This feature automatically captures CPU profiles, which can make it easier to investigate and troubleshoot spikes in CPU usage or erratic CPU load on certain nodes. A CPU profile shows the functions that use the most CPU time, sampled over a window of time. You can collect a CPU Profile manually on the Advanced Debug page. However, it may be difficult to manually capture a profile of a short CPU spike at the right point in time. Automatic CPU profile capture enables the investigation of CPU load in this and other cases, such as periodic high CPU.
We strongly recommend only using the Automatic CPU Profiler when working directly with the Cockroach Labs support team.
Configuration
You can configure automatic CPU profile capture with the following cluster settings:
Cluster Setting | Description | Default Value | Recommended Value |
---|---|---|---|
server.cpu_profile.cpu_usage_combined_threshold |
The baseline value for when CPU profiles should be taken. Collect profiles from each node that meets threshold. This setting enables and disables automatic cpu profiling.
|
MAX integer, such as 9223372036854775807 |
80 |
server.cpu_profile.interval |
The period of time after which the high-water mark resets to the baseline value. | 5m0s (5 minutes) |
1m40s (100 seconds) |
server.cpu_profile.duration |
The length of time a CPU profile is taken. | 10s (10 seconds) |
1s or 2s |
server.cpu_profile.total_dump_size_limit |
Maximum combined disk size for preserving CPU profiles. | 128 MiB (128 Mebibytes) |
Enabling automatic CPU profile capture
To enable automatic CPU profile capture, you must set server.cpu_profile.cpu_usage_combined_threshold
to a value between 0
and 100
. Preferably, use the recommended value.
Recommended values
- Set
server.cpu_profile.cpu_usage_combined_threshold
to80
for 80%. - Set
server.cpu_profile.duration
to a lower value, for example1s
or2s
. This minimizes the impact of overhead on your cluster compared to the current default value. - Set
server.cpu_profile.interval
to a lower value, for example1m40s
(1 minute 40 seconds).
High-water mark threshold
The Automatic CPU Profiler runs asynchronously in the background. After every second, the Automatic CPU Profiler checks if the CPU usage exceeds the high-water mark threshold. If so, it captures a CPU profile. If a profile capture is already in progress, a second profile is not taken.
The Automatic CPU Profiler uses the configuration options to determine the high-water mark threshold. For example, with duration
set to 2s
, interval
set to 1m40s
, and cpu_usage_combined_threshold
set to 80
:
- At
time0
the CPU usage polled is 82 percent which exceeds the baseline threshold of80
, so a2s
profile is captured and the high-water mark threshold becomes82
. - After the
2s
profile capture, the Automatic CPU Profiler continues to check every second if the CPU usage now exceeds82
percent. - At
time1
the CPU usage polled is 85 percent, another profile is taken for2s
and the high-water mark threshold becomes85
. - At
time2
, the1m40s
interval aftertime0
, the high-water mark threshold is reset to the baseline threshold of80
. - The Automatic CPU Profiler continues its every second polling and captures profiles when CPU usage exceeds the high-water mark threshold beginning at the
80
percent baseline.
Accessing CPU profiles
- The Automatic CPU Profiler saves the captured CPU profiles to disk on each node's file system in the logging directory. The default path is
cockroach-data/logs/pprof_dump
. - The only way to get these CPU profiles is to access the node file system.

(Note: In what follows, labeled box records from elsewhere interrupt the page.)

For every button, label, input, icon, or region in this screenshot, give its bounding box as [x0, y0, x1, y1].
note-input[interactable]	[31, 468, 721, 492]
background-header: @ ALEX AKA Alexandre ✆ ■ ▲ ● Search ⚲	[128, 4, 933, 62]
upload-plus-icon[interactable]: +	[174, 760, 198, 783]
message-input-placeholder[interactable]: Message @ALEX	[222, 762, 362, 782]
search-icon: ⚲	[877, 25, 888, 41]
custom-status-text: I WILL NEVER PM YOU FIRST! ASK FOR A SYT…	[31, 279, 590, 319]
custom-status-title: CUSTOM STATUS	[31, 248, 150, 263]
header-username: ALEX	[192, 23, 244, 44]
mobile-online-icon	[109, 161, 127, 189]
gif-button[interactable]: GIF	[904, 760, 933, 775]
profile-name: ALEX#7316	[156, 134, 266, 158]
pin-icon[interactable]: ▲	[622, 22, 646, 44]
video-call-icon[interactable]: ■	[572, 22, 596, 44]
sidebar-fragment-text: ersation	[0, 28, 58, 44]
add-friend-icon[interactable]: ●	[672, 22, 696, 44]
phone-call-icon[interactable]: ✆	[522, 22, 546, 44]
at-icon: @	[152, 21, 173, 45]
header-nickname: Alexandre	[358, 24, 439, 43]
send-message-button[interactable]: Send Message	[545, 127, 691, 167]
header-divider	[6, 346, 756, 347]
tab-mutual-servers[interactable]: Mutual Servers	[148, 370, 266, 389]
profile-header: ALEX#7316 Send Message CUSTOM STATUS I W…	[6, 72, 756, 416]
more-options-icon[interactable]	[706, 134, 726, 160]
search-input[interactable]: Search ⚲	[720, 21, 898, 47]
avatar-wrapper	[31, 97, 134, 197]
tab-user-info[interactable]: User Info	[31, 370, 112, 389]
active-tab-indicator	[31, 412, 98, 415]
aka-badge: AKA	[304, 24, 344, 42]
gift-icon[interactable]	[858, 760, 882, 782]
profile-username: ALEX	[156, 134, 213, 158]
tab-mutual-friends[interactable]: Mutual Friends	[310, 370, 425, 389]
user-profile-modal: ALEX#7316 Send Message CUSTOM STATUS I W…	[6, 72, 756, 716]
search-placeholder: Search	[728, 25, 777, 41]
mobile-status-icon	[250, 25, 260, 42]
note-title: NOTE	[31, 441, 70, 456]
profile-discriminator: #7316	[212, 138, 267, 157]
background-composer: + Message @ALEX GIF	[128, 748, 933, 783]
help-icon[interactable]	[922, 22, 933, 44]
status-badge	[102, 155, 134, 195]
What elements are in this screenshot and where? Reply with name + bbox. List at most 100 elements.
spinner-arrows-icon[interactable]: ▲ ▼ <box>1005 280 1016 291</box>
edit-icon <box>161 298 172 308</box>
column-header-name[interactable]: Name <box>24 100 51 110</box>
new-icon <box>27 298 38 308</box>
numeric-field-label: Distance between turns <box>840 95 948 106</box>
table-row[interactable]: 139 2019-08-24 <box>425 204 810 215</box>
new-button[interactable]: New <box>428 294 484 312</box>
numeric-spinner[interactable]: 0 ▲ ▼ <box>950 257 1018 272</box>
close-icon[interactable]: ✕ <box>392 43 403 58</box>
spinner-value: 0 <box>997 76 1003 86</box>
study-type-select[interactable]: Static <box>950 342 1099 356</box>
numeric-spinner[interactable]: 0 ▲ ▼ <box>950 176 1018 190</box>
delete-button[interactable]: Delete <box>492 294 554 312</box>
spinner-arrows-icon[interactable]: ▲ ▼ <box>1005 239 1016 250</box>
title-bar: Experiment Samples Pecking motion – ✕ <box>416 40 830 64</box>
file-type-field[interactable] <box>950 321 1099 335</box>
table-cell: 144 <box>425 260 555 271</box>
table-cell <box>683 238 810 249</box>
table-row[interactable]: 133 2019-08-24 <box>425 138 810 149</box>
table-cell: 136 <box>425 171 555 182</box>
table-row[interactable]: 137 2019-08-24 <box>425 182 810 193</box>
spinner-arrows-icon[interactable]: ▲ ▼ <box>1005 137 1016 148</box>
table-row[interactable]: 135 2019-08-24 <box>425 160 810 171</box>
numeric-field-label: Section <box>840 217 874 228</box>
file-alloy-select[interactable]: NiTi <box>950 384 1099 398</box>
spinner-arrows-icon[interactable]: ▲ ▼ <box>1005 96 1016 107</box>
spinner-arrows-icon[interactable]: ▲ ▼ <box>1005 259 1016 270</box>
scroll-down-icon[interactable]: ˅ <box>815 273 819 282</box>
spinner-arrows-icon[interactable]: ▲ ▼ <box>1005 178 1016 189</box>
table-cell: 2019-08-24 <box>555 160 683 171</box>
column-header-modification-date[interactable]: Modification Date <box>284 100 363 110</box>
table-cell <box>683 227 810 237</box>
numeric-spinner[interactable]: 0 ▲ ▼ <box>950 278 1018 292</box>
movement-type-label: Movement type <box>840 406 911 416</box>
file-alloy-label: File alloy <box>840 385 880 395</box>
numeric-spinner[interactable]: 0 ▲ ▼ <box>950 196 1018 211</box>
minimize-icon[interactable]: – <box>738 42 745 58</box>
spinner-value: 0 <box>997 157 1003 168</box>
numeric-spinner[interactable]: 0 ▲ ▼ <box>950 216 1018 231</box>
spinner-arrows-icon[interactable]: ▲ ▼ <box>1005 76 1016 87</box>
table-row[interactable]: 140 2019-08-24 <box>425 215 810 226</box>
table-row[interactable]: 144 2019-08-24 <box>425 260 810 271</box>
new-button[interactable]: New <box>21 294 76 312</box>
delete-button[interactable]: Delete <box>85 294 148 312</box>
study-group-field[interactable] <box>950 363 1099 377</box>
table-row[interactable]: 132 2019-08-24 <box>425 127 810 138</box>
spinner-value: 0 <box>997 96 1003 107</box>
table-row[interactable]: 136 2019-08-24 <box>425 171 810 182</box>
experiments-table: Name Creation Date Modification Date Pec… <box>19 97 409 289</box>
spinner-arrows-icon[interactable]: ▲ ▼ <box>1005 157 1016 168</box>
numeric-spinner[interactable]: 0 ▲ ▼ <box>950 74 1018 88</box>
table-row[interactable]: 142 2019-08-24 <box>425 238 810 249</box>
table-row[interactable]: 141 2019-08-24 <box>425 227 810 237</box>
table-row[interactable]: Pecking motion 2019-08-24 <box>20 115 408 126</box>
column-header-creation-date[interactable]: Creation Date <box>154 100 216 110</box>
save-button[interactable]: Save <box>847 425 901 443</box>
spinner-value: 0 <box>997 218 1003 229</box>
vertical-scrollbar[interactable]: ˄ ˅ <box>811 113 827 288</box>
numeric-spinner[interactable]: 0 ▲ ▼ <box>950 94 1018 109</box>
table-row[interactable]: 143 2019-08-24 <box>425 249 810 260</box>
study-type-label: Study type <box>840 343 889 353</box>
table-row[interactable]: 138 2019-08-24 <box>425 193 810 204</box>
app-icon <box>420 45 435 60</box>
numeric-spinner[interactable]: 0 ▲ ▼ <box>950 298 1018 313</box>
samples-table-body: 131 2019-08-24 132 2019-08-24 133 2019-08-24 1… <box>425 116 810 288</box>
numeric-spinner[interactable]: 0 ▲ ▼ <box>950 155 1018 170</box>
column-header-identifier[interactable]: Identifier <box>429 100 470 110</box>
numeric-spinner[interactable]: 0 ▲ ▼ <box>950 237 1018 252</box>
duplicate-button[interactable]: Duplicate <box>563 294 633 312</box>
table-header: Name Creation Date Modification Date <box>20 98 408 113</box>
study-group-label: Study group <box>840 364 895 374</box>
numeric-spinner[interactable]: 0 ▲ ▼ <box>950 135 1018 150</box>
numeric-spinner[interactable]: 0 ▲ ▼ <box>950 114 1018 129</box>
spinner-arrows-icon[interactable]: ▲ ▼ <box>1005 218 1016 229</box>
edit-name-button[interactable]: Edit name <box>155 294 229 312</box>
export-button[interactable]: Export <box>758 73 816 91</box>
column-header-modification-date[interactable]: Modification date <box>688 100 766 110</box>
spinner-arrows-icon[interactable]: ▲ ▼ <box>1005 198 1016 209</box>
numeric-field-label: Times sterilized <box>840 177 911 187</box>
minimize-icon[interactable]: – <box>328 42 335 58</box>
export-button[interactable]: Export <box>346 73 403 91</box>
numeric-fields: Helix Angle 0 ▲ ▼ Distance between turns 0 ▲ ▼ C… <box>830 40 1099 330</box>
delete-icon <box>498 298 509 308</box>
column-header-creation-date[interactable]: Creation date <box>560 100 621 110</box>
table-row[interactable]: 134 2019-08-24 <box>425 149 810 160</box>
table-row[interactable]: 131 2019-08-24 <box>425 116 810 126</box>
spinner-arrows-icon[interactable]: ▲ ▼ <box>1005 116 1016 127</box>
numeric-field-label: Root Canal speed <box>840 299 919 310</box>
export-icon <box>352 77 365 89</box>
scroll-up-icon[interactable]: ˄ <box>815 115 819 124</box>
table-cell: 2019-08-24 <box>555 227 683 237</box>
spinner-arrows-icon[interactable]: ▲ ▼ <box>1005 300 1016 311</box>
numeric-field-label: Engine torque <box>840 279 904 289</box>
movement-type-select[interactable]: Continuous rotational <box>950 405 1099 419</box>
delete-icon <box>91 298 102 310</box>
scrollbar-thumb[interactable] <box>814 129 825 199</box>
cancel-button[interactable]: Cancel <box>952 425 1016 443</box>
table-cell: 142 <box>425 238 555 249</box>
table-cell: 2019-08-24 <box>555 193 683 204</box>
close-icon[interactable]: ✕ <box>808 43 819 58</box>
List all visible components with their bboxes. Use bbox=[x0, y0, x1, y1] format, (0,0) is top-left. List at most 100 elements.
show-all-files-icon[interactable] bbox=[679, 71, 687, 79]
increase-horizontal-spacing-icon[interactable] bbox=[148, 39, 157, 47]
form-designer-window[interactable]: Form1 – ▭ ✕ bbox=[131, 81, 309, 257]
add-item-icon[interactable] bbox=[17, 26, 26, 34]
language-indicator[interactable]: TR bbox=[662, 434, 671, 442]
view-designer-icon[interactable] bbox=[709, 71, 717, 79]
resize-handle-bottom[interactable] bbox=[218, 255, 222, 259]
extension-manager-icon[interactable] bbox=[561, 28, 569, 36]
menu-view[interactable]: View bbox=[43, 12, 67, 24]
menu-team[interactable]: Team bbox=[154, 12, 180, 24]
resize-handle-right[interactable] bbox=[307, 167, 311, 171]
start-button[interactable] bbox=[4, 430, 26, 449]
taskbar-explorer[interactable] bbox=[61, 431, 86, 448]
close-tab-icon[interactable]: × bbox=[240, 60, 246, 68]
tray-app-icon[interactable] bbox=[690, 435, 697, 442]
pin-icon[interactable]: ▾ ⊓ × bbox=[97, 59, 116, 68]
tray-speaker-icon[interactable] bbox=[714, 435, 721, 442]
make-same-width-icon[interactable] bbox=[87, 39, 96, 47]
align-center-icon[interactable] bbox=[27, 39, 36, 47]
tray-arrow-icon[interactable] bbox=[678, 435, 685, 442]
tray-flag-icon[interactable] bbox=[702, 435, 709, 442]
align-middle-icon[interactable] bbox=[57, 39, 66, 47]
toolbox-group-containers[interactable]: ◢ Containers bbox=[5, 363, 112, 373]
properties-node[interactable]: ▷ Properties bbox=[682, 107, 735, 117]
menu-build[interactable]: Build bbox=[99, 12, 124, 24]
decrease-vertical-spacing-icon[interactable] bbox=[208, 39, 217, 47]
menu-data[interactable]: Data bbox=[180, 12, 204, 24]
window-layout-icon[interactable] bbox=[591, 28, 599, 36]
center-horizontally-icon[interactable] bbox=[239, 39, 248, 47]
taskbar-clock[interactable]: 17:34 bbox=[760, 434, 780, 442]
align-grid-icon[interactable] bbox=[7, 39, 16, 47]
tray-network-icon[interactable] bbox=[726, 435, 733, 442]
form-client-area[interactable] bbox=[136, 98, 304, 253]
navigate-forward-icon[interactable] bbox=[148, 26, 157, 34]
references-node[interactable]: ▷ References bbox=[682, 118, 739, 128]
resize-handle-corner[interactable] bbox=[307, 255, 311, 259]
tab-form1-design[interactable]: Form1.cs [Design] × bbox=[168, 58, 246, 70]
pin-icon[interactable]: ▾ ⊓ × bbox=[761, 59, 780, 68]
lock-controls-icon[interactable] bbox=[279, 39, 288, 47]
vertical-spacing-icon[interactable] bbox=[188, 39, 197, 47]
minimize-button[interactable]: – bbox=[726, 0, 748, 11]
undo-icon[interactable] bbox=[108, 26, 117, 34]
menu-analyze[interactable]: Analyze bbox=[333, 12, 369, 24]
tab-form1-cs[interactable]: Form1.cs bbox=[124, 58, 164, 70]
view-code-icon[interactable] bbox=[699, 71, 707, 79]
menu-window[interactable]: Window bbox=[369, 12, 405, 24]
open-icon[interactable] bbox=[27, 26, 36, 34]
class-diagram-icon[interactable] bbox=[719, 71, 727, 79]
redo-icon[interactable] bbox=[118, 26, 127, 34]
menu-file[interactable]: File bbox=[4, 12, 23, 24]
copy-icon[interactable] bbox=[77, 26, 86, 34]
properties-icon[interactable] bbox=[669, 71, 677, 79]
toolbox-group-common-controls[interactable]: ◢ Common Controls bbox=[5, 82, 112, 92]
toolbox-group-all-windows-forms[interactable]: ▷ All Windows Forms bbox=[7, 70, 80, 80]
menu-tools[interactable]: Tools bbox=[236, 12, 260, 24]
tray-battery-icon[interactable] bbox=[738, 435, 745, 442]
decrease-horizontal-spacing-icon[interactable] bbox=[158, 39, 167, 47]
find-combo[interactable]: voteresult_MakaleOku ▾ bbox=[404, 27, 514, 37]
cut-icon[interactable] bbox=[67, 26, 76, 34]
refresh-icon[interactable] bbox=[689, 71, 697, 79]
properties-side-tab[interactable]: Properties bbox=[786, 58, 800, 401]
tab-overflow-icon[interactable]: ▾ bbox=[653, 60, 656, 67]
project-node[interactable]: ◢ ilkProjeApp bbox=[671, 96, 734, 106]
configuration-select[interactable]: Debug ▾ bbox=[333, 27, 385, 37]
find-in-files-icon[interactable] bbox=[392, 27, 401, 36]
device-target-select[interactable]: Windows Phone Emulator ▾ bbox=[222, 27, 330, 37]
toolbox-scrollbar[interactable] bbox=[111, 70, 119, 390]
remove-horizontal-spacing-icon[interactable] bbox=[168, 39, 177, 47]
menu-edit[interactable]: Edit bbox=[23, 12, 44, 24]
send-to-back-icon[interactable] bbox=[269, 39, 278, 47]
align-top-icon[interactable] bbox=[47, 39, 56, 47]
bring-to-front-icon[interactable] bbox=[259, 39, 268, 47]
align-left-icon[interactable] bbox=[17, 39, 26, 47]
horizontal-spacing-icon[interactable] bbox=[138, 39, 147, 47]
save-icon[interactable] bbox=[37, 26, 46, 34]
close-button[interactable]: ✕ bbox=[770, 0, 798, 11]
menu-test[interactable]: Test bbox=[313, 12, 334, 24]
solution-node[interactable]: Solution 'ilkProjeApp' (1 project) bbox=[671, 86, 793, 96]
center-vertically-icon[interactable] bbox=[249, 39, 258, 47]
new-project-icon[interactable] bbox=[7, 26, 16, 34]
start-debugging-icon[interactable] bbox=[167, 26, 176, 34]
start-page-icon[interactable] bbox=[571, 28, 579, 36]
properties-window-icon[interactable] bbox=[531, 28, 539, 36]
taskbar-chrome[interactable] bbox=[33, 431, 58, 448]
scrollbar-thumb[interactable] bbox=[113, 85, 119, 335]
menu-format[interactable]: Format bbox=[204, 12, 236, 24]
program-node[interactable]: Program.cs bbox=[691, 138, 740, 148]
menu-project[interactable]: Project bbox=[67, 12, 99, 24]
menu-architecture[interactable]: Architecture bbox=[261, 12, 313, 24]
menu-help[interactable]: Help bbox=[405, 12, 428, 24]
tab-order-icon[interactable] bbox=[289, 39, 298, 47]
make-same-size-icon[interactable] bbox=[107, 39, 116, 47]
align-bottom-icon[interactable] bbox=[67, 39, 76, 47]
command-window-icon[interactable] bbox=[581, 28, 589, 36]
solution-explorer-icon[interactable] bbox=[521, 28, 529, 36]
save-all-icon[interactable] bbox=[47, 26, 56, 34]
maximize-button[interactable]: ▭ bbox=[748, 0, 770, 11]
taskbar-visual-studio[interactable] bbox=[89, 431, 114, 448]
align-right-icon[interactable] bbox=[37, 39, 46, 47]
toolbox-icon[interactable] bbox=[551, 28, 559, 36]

- Enabling the Automatic CPU Profiler does not add CPU profiles to debug zips.
Overhead
Enabling the automatic CPU profile capture on a cluster will add overhead to the cluster in the form of potential increases in latency and CPU usage.
The decision to enable this feature should be done when advised by the Cockroach Labs support team.
- Monitor the following metrics:
- P99 latency
- P50 latency by creating a custom chart for the
sql.exec.latency-p50
metric - CPU usage
- We anticipate a sub-10% regression on these foreground latency metrics. This overhead to your cluster may be deemed acceptable in order to collect CPU profiles that are necessary to troubleshoot problems in your cluster. Please consult with Cockroach Labs Support.
- Overhead only occurs during profile capture, not when it is idle. If the cluster can tolerate a
server.cpu_profile.duration
(for example, 1 second) increase in latency to capture the CPU profile, consider enabling the Automatic CPU Profiler.
Do not have the Automatic CPU Profiler enabled by default.
If you enabled the Automatic CPU Profiler and then notice unacceptable overhead to your cluster, we recommend you immediately disable the Automatic CPU Profiler.